Taraflar arasındaki “maddi ve manevi tazminat” davasından dolayı yapılan yargılama sonunda; Ankara 14.İş Mahkemesince davanın kısmen kabulüne dair verilen 16.02.2010 gün ve 2008/1267 E. 2010/57 K. sayılı kararın incelenmesi taraf vekilleri tarafından istenilmesi üzerine, Yargıtay 21.Hukuk Dairesinin 11.10.2011 gün ve 2010/4614 E. 2011/7915 K. sayılı ilamı ile;
(...1-Dosyadaki yazılara, kararın dayandığı delillerle kanuni gerektirici sebeplere ve delillerin takdirinde bir isabetsizlik bulunmamasına göre, davacının tüm, davalının aşağıdaki bendin kapsamı dışındaki diğer temyiz itirazlarının reddine,
2-Dava zararlandırıcı sigorta olayı sonucu zarara uğrayan sigortalının manevi zararlarının giderilmesi istemine ilişkindir.

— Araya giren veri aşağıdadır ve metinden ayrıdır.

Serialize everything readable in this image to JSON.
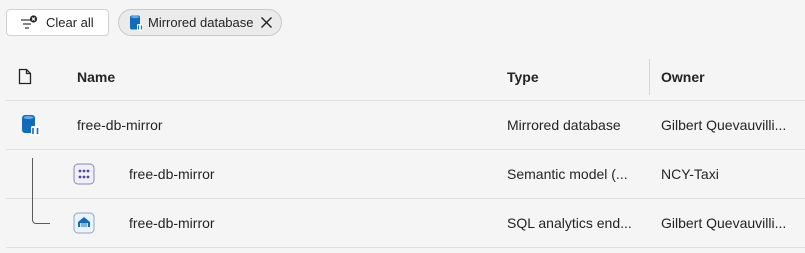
{
  "filters": {
    "clear_all_label": "Clear all",
    "active_chip_label": "Mirrored database"
  },
  "table": {
    "headers": {
      "name": "Name",
      "type": "Type",
      "owner": "Owner"
    },
    "rows": [
      {
        "name": "free-db-mirror",
        "type": "Mirrored database",
        "owner": "Gilbert Quevauvilli...",
        "icon": "mirrored-database-icon",
        "level": 0
      },
      {
        "name": "free-db-mirror",
        "type": "Semantic model (...",
        "owner": "NCY-Taxi",
        "icon": "semantic-model-icon",
        "level": 1
      },
      {
        "name": "free-db-mirror",
        "type": "SQL analytics end...",
        "owner": "Gilbert Quevauvilli...",
        "icon": "sql-analytics-endpoint-icon",
        "level": 1
      }
    ]
  },
  "colors": {
    "accent_blue": "#0f6cbd",
    "background": "#f5f5f5",
    "row_border": "#e0e0e0"
  }
}
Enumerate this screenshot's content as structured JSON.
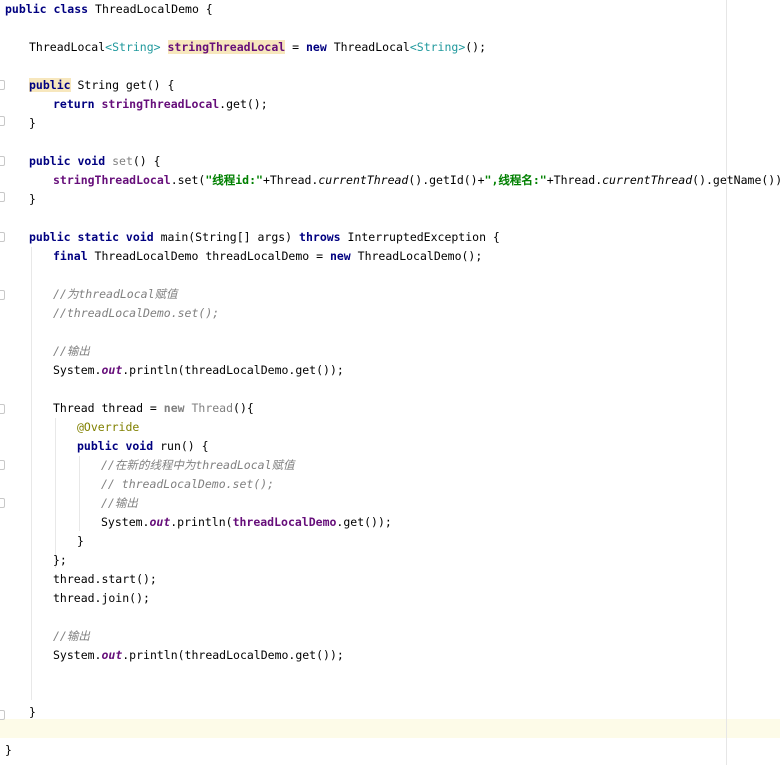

Davacı, davalı işverenin işçisi olarak çalışırken 08.02.2006 tarihinde gerçekleşen iş kazası nedeniyle yaralandığını ileri sürerek 50,00- TL maddi, 25.000,00 TL manevi tazminatın kaza tarihinden işleyecek yasal faiziyle davalıdan tahsilini istemiş, davalı yanca davanın reddi savunulmuştur.
Mahkemece maddi tazminat isteminin reddi ile 7.000,00.- TL manevi tazminatın 08.02.2006 kaza tarihinden işleyecek yasal faiziyle davalıdan tahsiline, fazla istemin reddine karar verilmiş, karar davalı vekillerince temyiz edilmiştir.
Zararlandırıcı sigorta olayı sonucu 08.02.2006-18.07.2006 tarihleri arasında iş ve gücünden kalacak şekilde yaralandığı, Davacının, iş kazasında % 50 ve davalıların ise % 50 oranında kusurlu olduğu dosya içeriğinden anlaşılmaktadır. B.K.’nun 47.maddesinde, bedensel bütünlüğün bozulması halinde, Hakimin, olayın özelliklerini göz önünde bulundurarak zarar görene adalete uygun bir miktar paranın manevi tazminat olarak ödenmesine karar vereceği öngörülmüştür. Bedensel bütünlük, eş değişle vücut bütünlüğü kavramının fiziksel bütünlük yanında ruhsal bütünlüğü ve sağlığı da kapsadığı tartışmasızdır. Olayın özelliklerinin neler olduğu 22.06.1966 gün 1966/7-7 sayılı İçtihadı Birleştirme Kararı’nda açıklanmıştır. Bunlar her olayda değişebildiğinden Hakimin, kararında bu özellikleri, objektif ölçülere göre göstermesi gerekir.
Öte yandan manevi tazminatın tutarını belirleme görevi, Hakimin taktirine bırakılmış ise de, hükmedilen tutarın uğranılan manevi zararla orantılı ve duyulan üzüntüyü hafifletecek nitelikte olması gerekir. Hakimin bu konudaki taktir hakkını kullanırken, ülkenin ekonomik koşulları, tarafların sosyal ve ekonomik durumu, paranın satın alma gücü, tarafların kusur durumu, olayın ağırlığı, işçinin sürekli iş göremezlik oranı, yaşı ve olay tarihi gibi durumları göz önünde tutması, hükmedilecek tutarın manevi tatmin duygusu yaratması yanında caydırıcı nitelikte de olması gerektiği söz götürmez.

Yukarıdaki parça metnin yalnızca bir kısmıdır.